Author(s)
Fred H. Cate and Beth Cate
Source
Bulk Collection: Systematic Government Access to Private-Sector Data, Fred H. Cate and James X. Dempsey, eds., Oxford University Press, pp. 193-218, 2017
Summary
The United States Supreme Court uses the term privacy in different ways. In conflicts between privacy and free speech, free speech tends to prevail. The Court’s Fourth Amendment rulings are inconsistent with the Court’s rulings on privacy under the Freedom of Information Act.
Policy Relevance
The Supreme Court’s view of privacy allows the government to use enormous amounts of data without Constitutional safeguards.
Main Points
- The United States Supreme Court uses the term “privacy” in three distinct contexts, including:
- Cases involving reproduction, marriage, education, and other fundamental liberties;
- Fourth Amendment cases involving authorities’ attempts to access information when the consumer reasonably expects that the information will remain private;
- Cases involving an individual’s interest in avoiding “disclosure of personal matters,” even when the information has been disclosed to third parties.
- The Supreme Court recognizes that protection of privacy can support rights of free speech and freedom of association; for example, the Court ruled that a law requiring the NAACP to disclose its membership lists threatened the members’ freedom of association.
- Privacy rights may conflict with free speech rights.
- The Court ruled that the government may limit publication of information such as the names of a juvenile offenders only if the restriction is narrowly tailored to serve a compelling government interest.

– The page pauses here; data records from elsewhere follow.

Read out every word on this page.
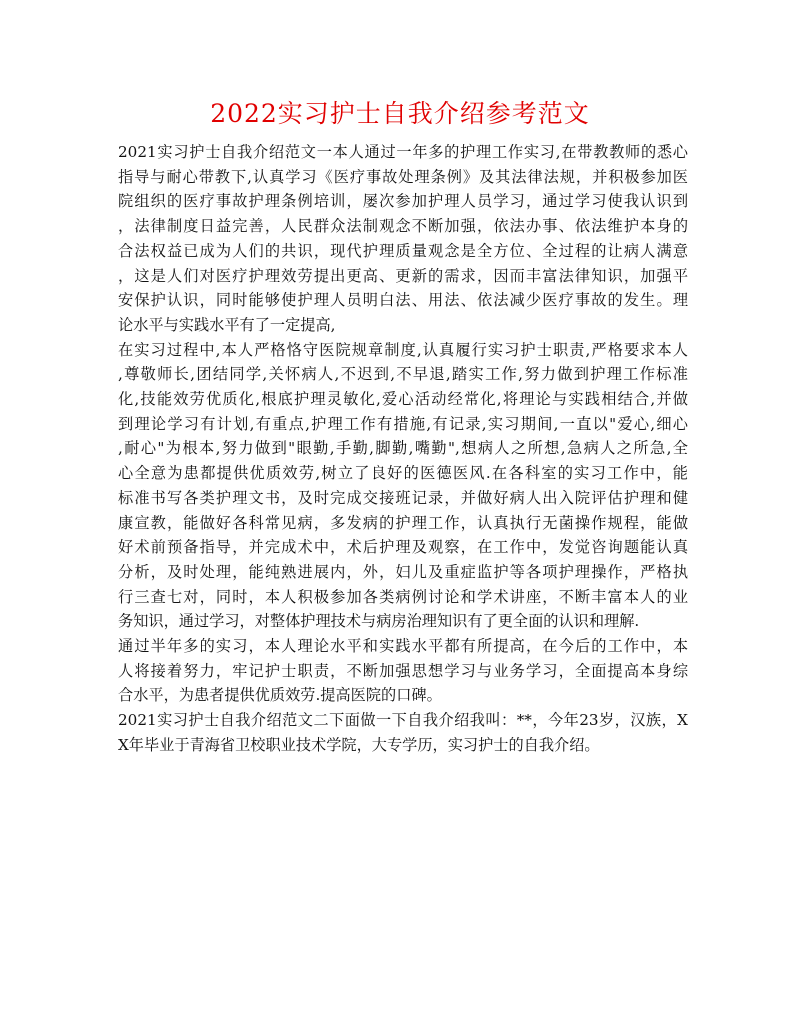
2022实习护士自我介绍参考范文
2021实习护士自我介绍范文一本人通过一年多的护理工作实习,在带教教师的悉心
指导与耐心带教下,认真学习《医疗事故处理条例》及其法律法规，并积极参加医
院组织的医疗事故护理条例培训，屡次参加护理人员学习，通过学习使我认识到
，法律制度日益完善，人民群众法制观念不断加强，依法办事、依法维护本身的
合法权益已成为人们的共识，现代护理质量观念是全方位、全过程的让病人满意
，这是人们对医疗护理效劳提出更高、更新的需求，因而丰富法律知识，加强平
安保护认识，同时能够使护理人员明白法、用法、依法减少医疗事故的发生。理
论水平与实践水平有了一定提高,
在实习过程中,本人严格恪守医院规章制度,认真履行实习护士职责,严格要求本人
,尊敬师长,团结同学,关怀病人,不迟到,不早退,踏实工作,努力做到护理工作标准
化,技能效劳优质化,根底护理灵敏化,爱心活动经常化,将理论与实践相结合,并做
到理论学习有计划,有重点,护理工作有措施,有记录,实习期间,一直以"爱心,细心
,耐心"为根本,努力做到"眼勤,手勤,脚勤,嘴勤",想病人之所想,急病人之所急,全
心全意为患都提供优质效劳,树立了良好的医德医风.在各科室的实习工作中，能
标准书写各类护理文书，及时完成交接班记录，并做好病人出入院评估护理和健
康宣教，能做好各科常见病，多发病的护理工作，认真执行无菌操作规程，能做
好术前预备指导，并完成术中，术后护理及观察，在工作中，发觉咨询题能认真
分析，及时处理，能纯熟进展内，外，妇儿及重症监护等各项护理操作，严格执
行三查七对，同时，本人积极参加各类病例讨论和学术讲座，不断丰富本人的业
务知识，通过学习，对整体护理技术与病房治理知识有了更全面的认识和理解.
通过半年多的实习，本人理论水平和实践水平都有所提高，在今后的工作中，本
人将接着努力，牢记护士职责，不断加强思想学习与业务学习，全面提高本身综
合水平，为患者提供优质效劳.提高医院的口碑。
2021实习护士自我介绍范文二下面做一下自我介绍我叫：**，今年23岁，汉族，X
X年毕业于青海省卫校职业技术学院，大专学历，实习护士的自我介绍。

- The Court ruled that a Vermont law restricting the use of prescription data in marketing was unconstitutional, because it was not narrowly tailored and motivated in part by government disapproval of marketing.

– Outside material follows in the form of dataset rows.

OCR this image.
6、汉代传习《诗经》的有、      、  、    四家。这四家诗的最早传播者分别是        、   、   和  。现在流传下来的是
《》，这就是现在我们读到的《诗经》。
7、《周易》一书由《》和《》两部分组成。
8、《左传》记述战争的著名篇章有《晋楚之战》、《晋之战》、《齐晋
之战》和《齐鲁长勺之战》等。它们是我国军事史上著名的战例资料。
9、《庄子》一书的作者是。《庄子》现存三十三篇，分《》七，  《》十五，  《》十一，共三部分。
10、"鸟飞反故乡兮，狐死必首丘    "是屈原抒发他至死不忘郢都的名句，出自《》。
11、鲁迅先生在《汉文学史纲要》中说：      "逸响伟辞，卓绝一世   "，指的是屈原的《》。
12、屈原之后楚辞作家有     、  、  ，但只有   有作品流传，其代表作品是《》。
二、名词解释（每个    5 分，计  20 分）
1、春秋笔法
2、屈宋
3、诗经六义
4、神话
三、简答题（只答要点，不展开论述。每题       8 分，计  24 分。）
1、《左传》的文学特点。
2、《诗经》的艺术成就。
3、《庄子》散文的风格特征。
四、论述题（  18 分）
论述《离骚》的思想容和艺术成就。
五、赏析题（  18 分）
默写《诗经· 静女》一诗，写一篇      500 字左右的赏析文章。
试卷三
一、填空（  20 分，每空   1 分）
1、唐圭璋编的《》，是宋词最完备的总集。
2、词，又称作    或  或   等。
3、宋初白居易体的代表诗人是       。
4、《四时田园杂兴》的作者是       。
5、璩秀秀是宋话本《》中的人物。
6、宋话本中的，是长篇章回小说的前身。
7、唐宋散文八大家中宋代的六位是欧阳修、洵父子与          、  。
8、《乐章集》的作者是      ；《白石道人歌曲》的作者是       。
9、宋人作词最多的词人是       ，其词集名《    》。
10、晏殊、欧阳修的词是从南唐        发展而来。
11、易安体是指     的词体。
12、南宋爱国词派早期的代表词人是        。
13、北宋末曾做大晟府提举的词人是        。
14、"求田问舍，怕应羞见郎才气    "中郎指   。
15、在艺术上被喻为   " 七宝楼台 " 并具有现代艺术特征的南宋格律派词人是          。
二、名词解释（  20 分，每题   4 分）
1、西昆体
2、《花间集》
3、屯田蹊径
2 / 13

- One key limit on rights of privacy protected by the Fourth Amendment is the “third party doctrine,” that is, the rule that an individual’s information is not protected if the individual has shared that information with a third party, such as a bank.
- Some Justices express concern that rapid changes in technology will require changes in how the Fourth Amendment is applied.

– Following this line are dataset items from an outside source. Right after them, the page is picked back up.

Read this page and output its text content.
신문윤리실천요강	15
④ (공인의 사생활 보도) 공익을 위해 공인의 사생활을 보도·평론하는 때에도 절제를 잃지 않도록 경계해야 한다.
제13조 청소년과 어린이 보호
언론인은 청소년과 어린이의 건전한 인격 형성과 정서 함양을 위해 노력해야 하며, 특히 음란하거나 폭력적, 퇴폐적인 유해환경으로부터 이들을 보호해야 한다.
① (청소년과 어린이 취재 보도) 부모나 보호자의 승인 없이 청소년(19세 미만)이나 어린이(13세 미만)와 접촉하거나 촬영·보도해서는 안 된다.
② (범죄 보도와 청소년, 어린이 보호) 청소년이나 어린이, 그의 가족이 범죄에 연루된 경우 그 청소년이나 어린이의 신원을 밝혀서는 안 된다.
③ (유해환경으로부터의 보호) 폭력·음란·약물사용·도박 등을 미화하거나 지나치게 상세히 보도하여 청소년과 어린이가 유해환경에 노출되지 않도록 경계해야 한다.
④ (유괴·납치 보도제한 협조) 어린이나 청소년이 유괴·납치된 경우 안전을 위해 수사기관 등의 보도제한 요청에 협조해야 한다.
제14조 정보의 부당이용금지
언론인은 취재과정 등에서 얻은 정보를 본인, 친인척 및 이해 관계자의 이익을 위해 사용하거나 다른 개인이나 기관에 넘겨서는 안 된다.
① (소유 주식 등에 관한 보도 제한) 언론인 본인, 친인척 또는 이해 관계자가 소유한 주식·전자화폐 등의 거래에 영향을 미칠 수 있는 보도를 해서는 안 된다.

- Generally, the police may search an individual when he is arrested.
- The Court has ruled that the right of search “incident to arrest” does not allow the police to examine the contents of the individual’s cell phone without a warrant.
- The Supreme Court has ruled that the press may not use the Freedom of Information Act (FOIA) to access FBI “rap sheets” derived from data collected from many public sources, because of individuals’ privacy interests.
- The Supreme Court's privacy rulings are not consistent.
- The Court acknowledges that the meaning of "privacy" under FOIA is not the same as "privacy" under the Fourth Amendment or tort law.
- The Court's Fourth Amendment cases are not consistent with other constitutional privacy cases.
- The Court's view of privacy is at odds with popular perceptions of privacy.
- The Court's view of privacy threatens to allow government intrusions into vast collections of personal information without protection from the Fourth Amendment.